Recently I had occasion to attend the opening of a day therapy centre at Redcliffe, a city in my electorate of Petrie. That day care centre was constructed by the Blue Nursing Service, which is an offshoot of the Uniting Church in Queensland. The day therapy centre was given approval in principle for Commonwealth funding. The Blue Nursing Service collected the funds together and built the centre but has now been refused the subsidy. I think that this is a very serious matter because, although it is attached to a nursing home and hostel complex, that day therapy centre is extremely important to the community of Redcliffe, of some 46,000 people, a high percentage of which are aged people. Until its construction there was no day therapy centre at Redcliffe, although there were many hostel beds and nursing home beds in other institutions which are privately owned. Yet, having constructed this day therapy centre, the Blue Nursing Service has been denied any subsidy at all towards its construction cost. I ask the Government, particularly the Minister for Community Services (Mr Hurford), to examine this matter once again.

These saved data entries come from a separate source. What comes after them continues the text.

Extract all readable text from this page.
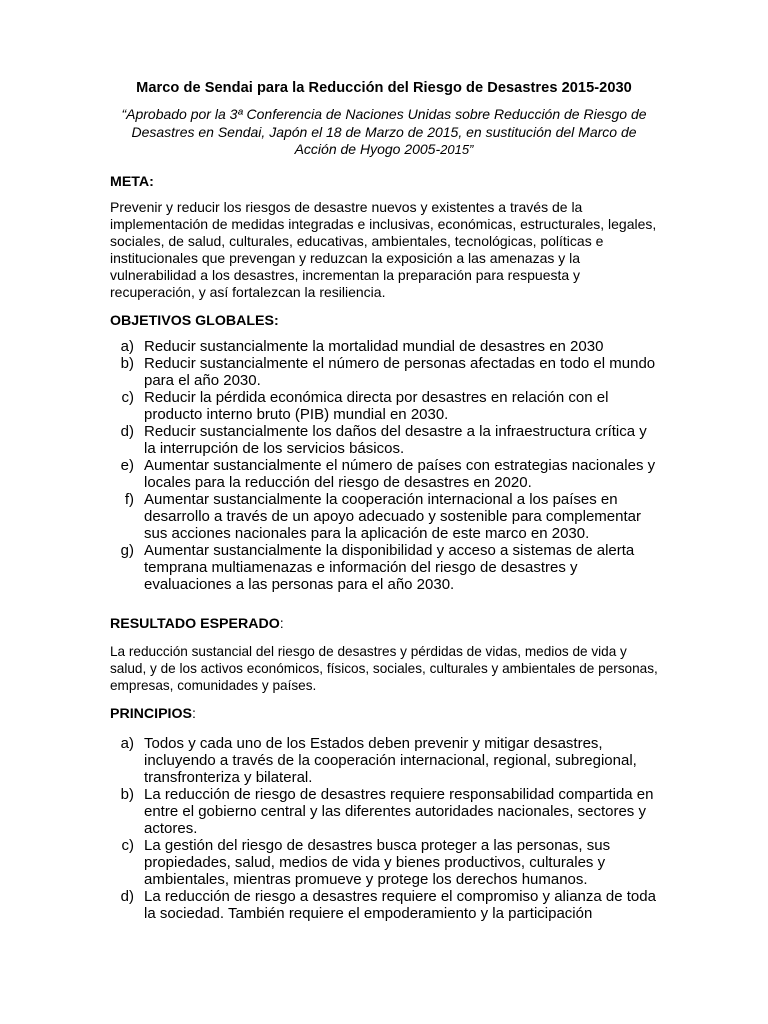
Marco de Sendai para la Reducción del Riesgo de Desastres 2015-2030
“Aprobado por la 3ª Conferencia de Naciones Unidas sobre Reducción de Riesgo de Desastres en Sendai, Japón el 18 de Marzo de 2015, en sustitución del Marco de Acción de Hyogo 2005-2015”
META:

Prevenir y reducir los riesgos de desastre nuevos y existentes a través de la implementación de medidas integradas e inclusivas, económicas, estructurales, legales, sociales, de salud, culturales, educativas, ambientales, tecnológicas, políticas e institucionales que prevengan y reduzcan la exposición a las amenazas y la vulnerabilidad a los desastres, incrementan la preparación para respuesta y recuperación, y así fortalezcan la resiliencia.

OBJETIVOS GLOBALES:
a) Reducir sustancialmente la mortalidad mundial de desastres en 2030
b) Reducir sustancialmente el número de personas afectadas en todo el mundo para el año 2030.
c) Reducir la pérdida económica directa por desastres en relación con el producto interno bruto (PIB) mundial en 2030.
d) Reducir sustancialmente los daños del desastre a la infraestructura crítica y la interrupción de los servicios básicos.
e) Aumentar sustancialmente el número de países con estrategias nacionales y locales para la reducción del riesgo de desastres en 2020.
f) Aumentar sustancialmente la cooperación internacional a los países en desarrollo a través de un apoyo adecuado y sostenible para complementar sus acciones nacionales para la aplicación de este marco en 2030.
g) Aumentar sustancialmente la disponibilidad y acceso a sistemas de alerta temprana multiamenazas e información del riesgo de desastres y evaluaciones a las personas para el año 2030.
RESULTADO ESPERADO:

La reducción sustancial del riesgo de desastres y pérdidas de vidas, medios de vida y salud, y de los activos económicos, físicos, sociales, culturales y ambientales de personas, empresas, comunidades y países.

PRINCIPIOS:
a) Todos y cada uno de los Estados deben prevenir y mitigar desastres, incluyendo a través de la cooperación internacional, regional, subregional, transfronteriza y bilateral.
b) La reducción de riesgo de desastres requiere responsabilidad compartida en entre el gobierno central y las diferentes autoridades nacionales, sectores y actores.
c) La gestión del riesgo de desastres busca proteger a las personas, sus propiedades, salud, medios de vida y bienes productivos, culturales y ambientales, mientras promueve y protege los derechos humanos.
d) La reducción de riesgo a desastres requiere el compromiso y alianza de toda la sociedad. También requiere el empoderamiento y la participación
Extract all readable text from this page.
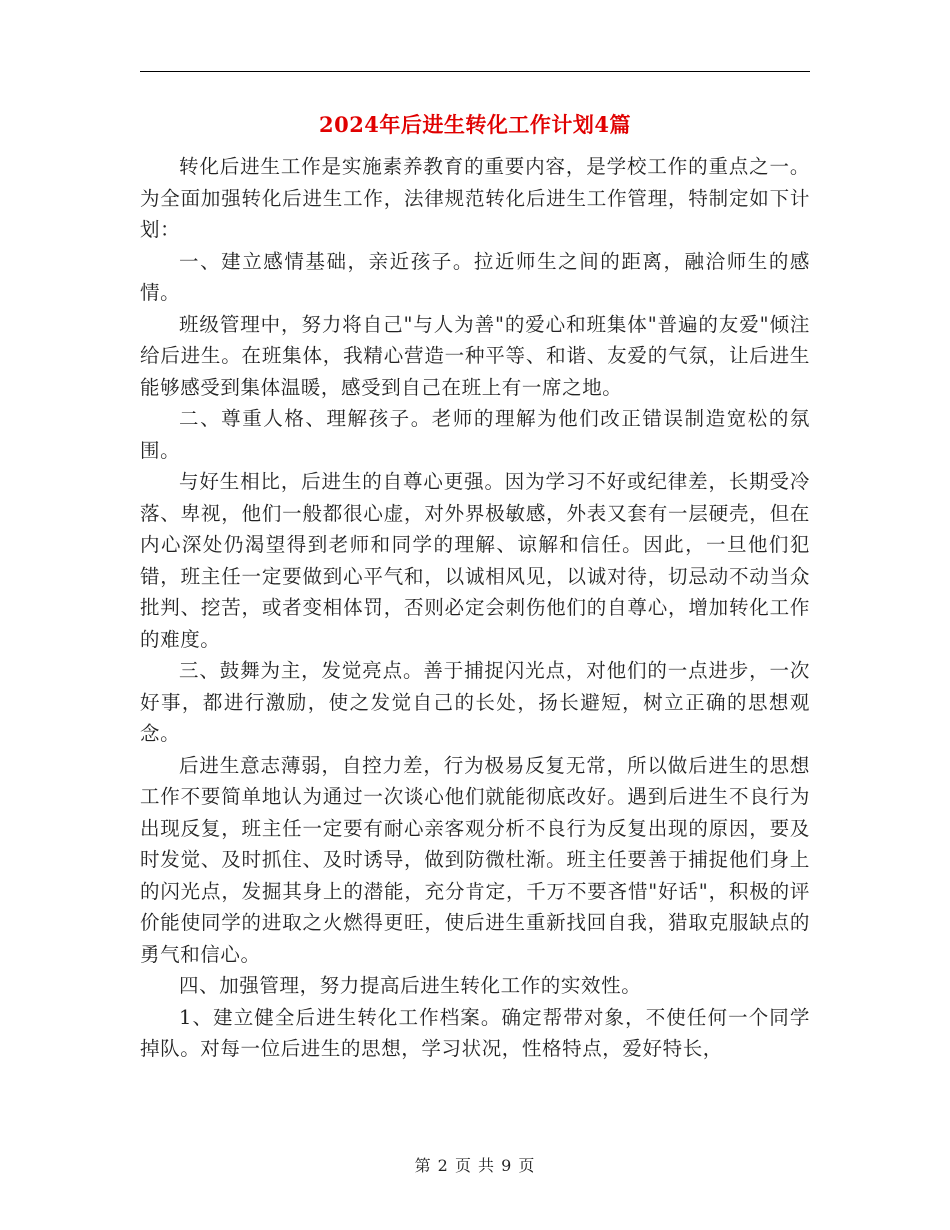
2024年后进生转化工作计划4篇

转化后进生工作是实施素养教育的重要内容，是学校工作的重点之一。为全面加强转化后进生工作，法律规范转化后进生工作管理，特制定如下计划：

一、建立感情基础，亲近孩子。拉近师生之间的距离，融洽师生的感情。

班级管理中，努力将自己"与人为善"的爱心和班集体"普遍的友爱"倾注给后进生。在班集体，我精心营造一种平等、和谐、友爱的气氛，让后进生能够感受到集体温暖，感受到自己在班上有一席之地。

二、尊重人格、理解孩子。老师的理解为他们改正错误制造宽松的氛围。

与好生相比，后进生的自尊心更强。因为学习不好或纪律差，长期受冷落、卑视，他们一般都很心虚，对外界极敏感，外表又套有一层硬壳，但在内心深处仍渴望得到老师和同学的理解、谅解和信任。因此，一旦他们犯错，班主任一定要做到心平气和，以诚相风见，以诚对待，切忌动不动当众批判、挖苦，或者变相体罚，否则必定会刺伤他们的自尊心，增加转化工作的难度。

三、鼓舞为主，发觉亮点。善于捕捉闪光点，对他们的一点进步，一次好事，都进行激励，使之发觉自己的长处，扬长避短，树立正确的思想观念。

后进生意志薄弱，自控力差，行为极易反复无常，所以做后进生的思想工作不要简单地认为通过一次谈心他们就能彻底改好。遇到后进生不良行为出现反复，班主任一定要有耐心亲客观分析不良行为反复出现的原因，要及时发觉、及时抓住、及时诱导，做到防微杜渐。班主任要善于捕捉他们身上的闪光点，发掘其身上的潜能，充分肯定，千万不要吝惜"好话"，积极的评价能使同学的进取之火燃得更旺，使后进生重新找回自我，猎取克服缺点的勇气和信心。

四、加强管理，努力提高后进生转化工作的实效性。

1、建立健全后进生转化工作档案。确定帮带对象，不使任何一个同学掉队。对每一位后进生的思想，学习状况，性格特点，爱好特长，

第 2 页 共 9 页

I shall conclude by referring to the pharmaceutical benefits scheme. The Government has been merciless when it comes to pensioners and the availability of commonly prescribed drugs for them. The honourable member for Eden-Monaro (Mr Snow), who I think will be the following speaker in this debate, as a pharmacist, like myself, would know the importance of those 46 commonly prescribed drugs that were deleted from the list by the Minister for Health (Dr Blewett) late last year, to effect savings of about $60m. Pensioners, arthritis sufferers, now have to go and purchase their analgesics. It is all right for the Prime Minister, for me, for the Minister for Social Security, and the Minister for Health, to pay the $3 or $4 for 100 aspirin for our complaints, but it is not right for the pensioner. Winter is coming upon us, and pensioners will now be looking to antihistamines, cough linctuses and cough mixtures, and they will now have to go and buy them. This is the compassionate Government which talks about a percentage of average weekly earnings for pensioners, and yet it has refused to provide for the pensioners of this country basic pharmaceuticals under the pharmaceutical benefits scheme.


Mr DEPUTY SPEAKER (Mr Millar) —Order! The honourable member's time has expired. On this occasion the Chair was reluctant to interrupt the honourable member's remarks, but for his future guidance he might like to know that his remarks were scarcely relevant to the Bill.